Only in the face of Rango could The Adjustment Bureau lose first on its opening weekend. The marketing campaign was so heavy, and revealed a somewhat fresh plot that we can all immediately identify with—taking charge of our fate, and against all odds fighting for someone we love. The film also stars the man born to play Jason Bourne, Matt Damon—who had a role in Best Picture nominated True Grit, which garnered a $177 million profit. The last time The Adjustment Bureau director George Nolfi wrote anything was the third installment of the Jason Bourne franchise, and was considered by many the most pivotal and effective of the series. It helps that his directorial debut is for a script he wrote himself, since it generally helps that the director already understands the depth of the screenplay. Despite everything going for the film, it just so happens that the timing of release placed it against the bigger fish on opening weekend. Unfortunately, Rango will be more than capable of enduring, while The Adjustment Bureau will be left to topple against the equally marketed sci-fi film Battle: Los Angeles.
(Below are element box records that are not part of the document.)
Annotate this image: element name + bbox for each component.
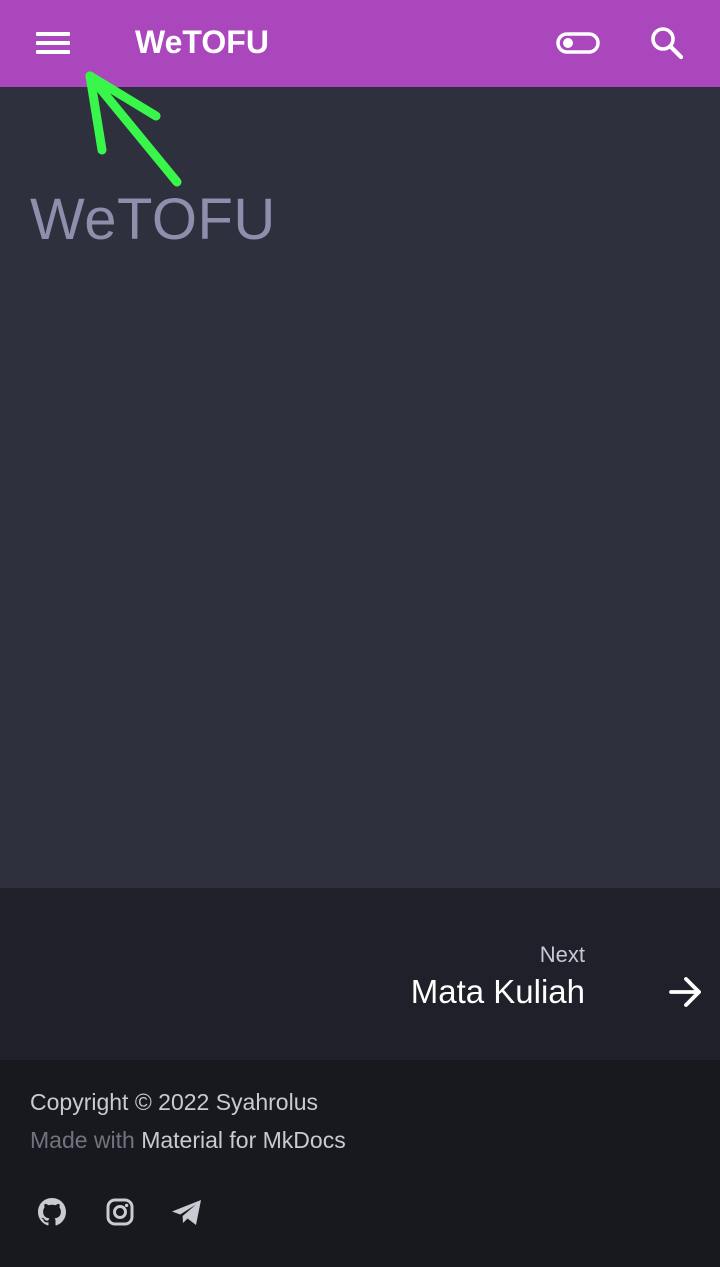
- copyright-text: Copyright © 2022 Syahrolus: [30, 1089, 318, 1115]
- instagram-icon: [106, 1198, 134, 1226]
- page-title: WeTOFU: [30, 187, 276, 252]
- next-page-link[interactable]: Next Mata Kuliah: [320, 888, 720, 1060]
- footer-navigation: Next Mata Kuliah: [0, 888, 720, 1060]
- material-mkdocs-link[interactable]: Material for MkDocs: [141, 1127, 345, 1153]
- search-icon: [651, 27, 684, 60]
- footer-meta: Copyright © 2022 Syahrolus Made with Mat…: [0, 1060, 720, 1267]
- arrow-right-icon: [669, 977, 701, 1007]
- color-palette-toggle[interactable]: [552, 24, 604, 62]
- telegram-link[interactable]: [167, 1192, 207, 1232]
- next-label: Next: [539, 942, 585, 967]
- github-icon: [38, 1198, 66, 1226]
- next-page-title: Mata Kuliah: [410, 973, 585, 1010]
- github-link[interactable]: [32, 1192, 72, 1232]
- telegram-icon: [172, 1200, 201, 1225]
- made-with-prefix: Made with: [30, 1127, 135, 1153]
- made-with-text: Made with Material for MkDocs: [30, 1125, 346, 1155]
- search-button[interactable]: [642, 18, 692, 68]
- site-title[interactable]: WeTOFU: [135, 22, 269, 62]
- app-header: WeTOFU: [0, 0, 720, 87]
- instagram-link[interactable]: [100, 1192, 140, 1232]
- menu-button[interactable]: [28, 22, 80, 64]
- toggle-switch-icon: [556, 32, 600, 54]
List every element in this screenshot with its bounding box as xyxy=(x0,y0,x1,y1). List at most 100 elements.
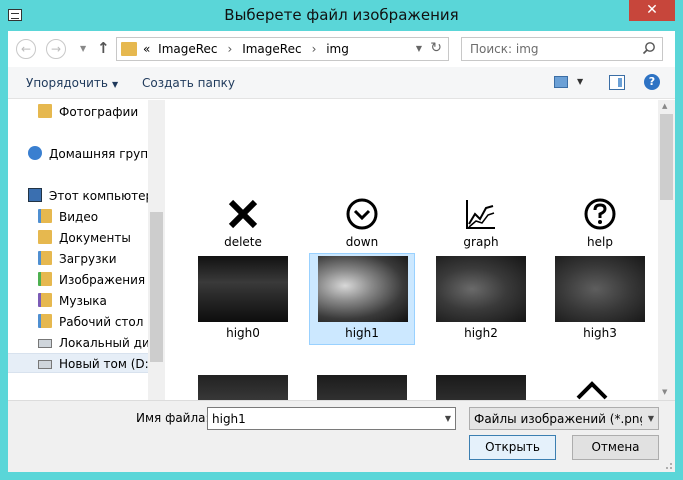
file-type-value: Файлы изображений (*.png *. xyxy=(474,412,642,426)
dialog-client: ← → ▼ ↑ « ImageRec › ImageRec › img ▼ ↻ По… xyxy=(8,31,675,472)
file-item-partial[interactable] xyxy=(428,373,534,400)
file-item-high3[interactable]: high3 xyxy=(547,254,653,346)
file-name: help xyxy=(587,235,613,249)
file-item-high0[interactable]: high0 xyxy=(190,254,296,346)
new-folder-button[interactable]: Создать папку xyxy=(142,76,235,90)
sidebar-item-label: Домашняя группа xyxy=(49,147,164,161)
scroll-up-icon[interactable]: ▲ xyxy=(662,102,667,110)
sidebar-item-downloads[interactable]: Загрузки xyxy=(8,249,148,269)
graph-icon xyxy=(466,200,495,229)
downloads-folder-icon xyxy=(38,251,52,265)
file-type-select[interactable]: Файлы изображений (*.png *. ▼ xyxy=(469,407,659,430)
sidebar-item-drive-d[interactable]: Новый том (D:) xyxy=(8,353,153,373)
navigation-bar: ← → ▼ ↑ « ImageRec › ImageRec › img ▼ ↻ По… xyxy=(8,31,675,67)
organize-button[interactable]: Упорядочить ▼ xyxy=(26,76,118,90)
filename-label: Имя файла: xyxy=(136,411,210,425)
file-item-high1[interactable]: high1 xyxy=(309,253,415,345)
file-list: delete down graph help high0 high1 high2… xyxy=(165,100,675,400)
view-mode-dropdown-icon[interactable]: ▼ xyxy=(577,77,583,86)
organize-label: Упорядочить xyxy=(26,76,108,90)
file-item-down[interactable]: down xyxy=(309,195,415,251)
up-arrow-icon[interactable]: ↑ xyxy=(97,39,110,57)
sidebar-item-label: Новый том (D:) xyxy=(59,357,154,371)
computer-icon xyxy=(28,188,42,202)
sidebar-item-label: Рабочий стол xyxy=(59,315,144,329)
chevron-down-icon: ▼ xyxy=(111,80,119,89)
pictures-folder-icon xyxy=(38,272,52,286)
sidebar-item-desktop[interactable]: Рабочий стол xyxy=(8,312,148,332)
image-thumbnail xyxy=(436,375,526,400)
sidebar-scrollbar[interactable] xyxy=(148,100,165,400)
image-thumbnail xyxy=(198,375,288,400)
sidebar-item-label: Этот компьютер xyxy=(49,189,154,203)
scroll-down-icon[interactable]: ▼ xyxy=(662,388,667,396)
close-button[interactable]: ✕ xyxy=(629,0,675,21)
chevron-down-icon[interactable]: ▼ xyxy=(445,414,451,423)
music-folder-icon xyxy=(38,293,52,307)
file-item-high2[interactable]: high2 xyxy=(428,254,534,346)
refresh-icon[interactable]: ↻ xyxy=(430,40,442,56)
recent-locations-dropdown-icon[interactable]: ▼ xyxy=(80,44,86,53)
breadcrumb-overflow[interactable]: « xyxy=(143,42,150,56)
search-icon[interactable] xyxy=(642,41,656,55)
open-button[interactable]: Открыть xyxy=(469,435,556,460)
homegroup-icon xyxy=(28,146,42,160)
search-placeholder: Поиск: img xyxy=(470,42,539,56)
breadcrumb-item[interactable]: ImageRec xyxy=(158,42,217,56)
image-thumbnail xyxy=(436,256,526,322)
image-thumbnail xyxy=(318,256,408,322)
sidebar-item-music[interactable]: Музыка xyxy=(8,291,148,311)
sidebar-item-video[interactable]: Видео xyxy=(8,207,148,227)
breadcrumb-item[interactable]: ImageRec xyxy=(242,42,301,56)
file-item-partial[interactable] xyxy=(309,373,415,400)
forward-arrow-icon[interactable]: → xyxy=(46,39,66,59)
sidebar-item-label: Видео xyxy=(59,210,99,224)
file-name: high2 xyxy=(464,326,498,340)
file-name: high1 xyxy=(345,326,379,340)
file-item-partial[interactable] xyxy=(190,373,296,400)
address-bar[interactable]: « ImageRec › ImageRec › img ▼ ↻ xyxy=(116,37,449,61)
home-icon xyxy=(576,381,608,400)
breadcrumb: « ImageRec › ImageRec › img xyxy=(143,42,349,56)
sidebar-item-photos[interactable]: Фотографии xyxy=(8,102,148,122)
file-name: high0 xyxy=(226,326,260,340)
image-thumbnail xyxy=(317,375,407,400)
folder-icon xyxy=(121,42,137,56)
file-name: delete xyxy=(224,235,262,249)
sidebar-item-label: Загрузки xyxy=(59,252,117,266)
desktop-folder-icon xyxy=(38,314,52,328)
file-list-scrollbar[interactable]: ▲ ▼ xyxy=(658,100,675,400)
search-input[interactable]: Поиск: img xyxy=(461,37,663,61)
view-mode-icon[interactable] xyxy=(554,76,568,88)
filename-value[interactable]: high1 xyxy=(212,412,246,426)
help-icon[interactable]: ? xyxy=(644,74,660,90)
cancel-button[interactable]: Отмена xyxy=(572,435,659,460)
video-folder-icon xyxy=(38,209,52,223)
file-item-delete[interactable]: delete xyxy=(190,195,296,251)
preview-pane-icon[interactable] xyxy=(609,75,625,90)
filename-field[interactable]: high1 ▼ xyxy=(207,407,456,430)
sidebar-item-local-disk[interactable]: Локальный диск xyxy=(8,333,164,353)
image-thumbnail xyxy=(198,256,288,322)
address-dropdown-icon[interactable]: ▼ xyxy=(416,44,422,53)
dialog-window: Выберете файл изображения ✕ ← → ▼ ↑ « Im… xyxy=(0,0,683,480)
file-item-graph[interactable]: graph xyxy=(428,195,534,251)
question-circle-icon xyxy=(584,198,616,230)
sidebar-item-label: Фотографии xyxy=(59,105,139,119)
file-item-help[interactable]: help xyxy=(547,195,653,251)
back-arrow-icon[interactable]: ← xyxy=(16,39,36,59)
sidebar-item-documents[interactable]: Документы xyxy=(8,228,148,248)
sidebar-item-label: Изображения xyxy=(59,273,146,287)
documents-folder-icon xyxy=(38,230,52,244)
breadcrumb-item[interactable]: img xyxy=(326,42,349,56)
resize-grip-icon[interactable] xyxy=(663,460,673,470)
title-bar[interactable]: Выберете файл изображения ✕ xyxy=(0,0,683,32)
file-name: graph xyxy=(463,235,499,249)
dialog-footer: Имя файла: high1 ▼ Файлы изображений (*.… xyxy=(8,400,675,472)
chevron-down-icon[interactable]: ▼ xyxy=(648,414,654,423)
sidebar-item-homegroup[interactable]: Домашняя группа xyxy=(8,144,163,164)
file-list-scroll-thumb[interactable] xyxy=(660,114,673,200)
sidebar-item-this-pc[interactable]: Этот компьютер xyxy=(8,186,153,206)
sidebar-scroll-thumb[interactable] xyxy=(150,212,163,362)
sidebar-item-pictures[interactable]: Изображения xyxy=(8,270,148,290)
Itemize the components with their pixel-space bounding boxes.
Beastly is essentially a retelling of a story that did not need to be retold, and although the intrigue of a live-action Disney story seemed enough for audiences to place it third in the top box office, the response of critics and audiences has generally been with for the most part between contempt and minimum acceptance. With almost no remarkable cast members, and the writer-director of Phoebe in Wonderland spearheading the project, the film should be gone altogether by next week, as its significance dwindles—although the low amount of marketing considers if the movie started very significant at all.

Hall Pass dropped to fourth this weekend expectedly, but not before grabbing up the publicity of being very temporarily number one in the top box office. I was personally startled, and at first did not believe it, when I saw a trailer titling Hall Pass number one in the country. I suppose it got a hall pass to be significant for a few days before everything fell back into order.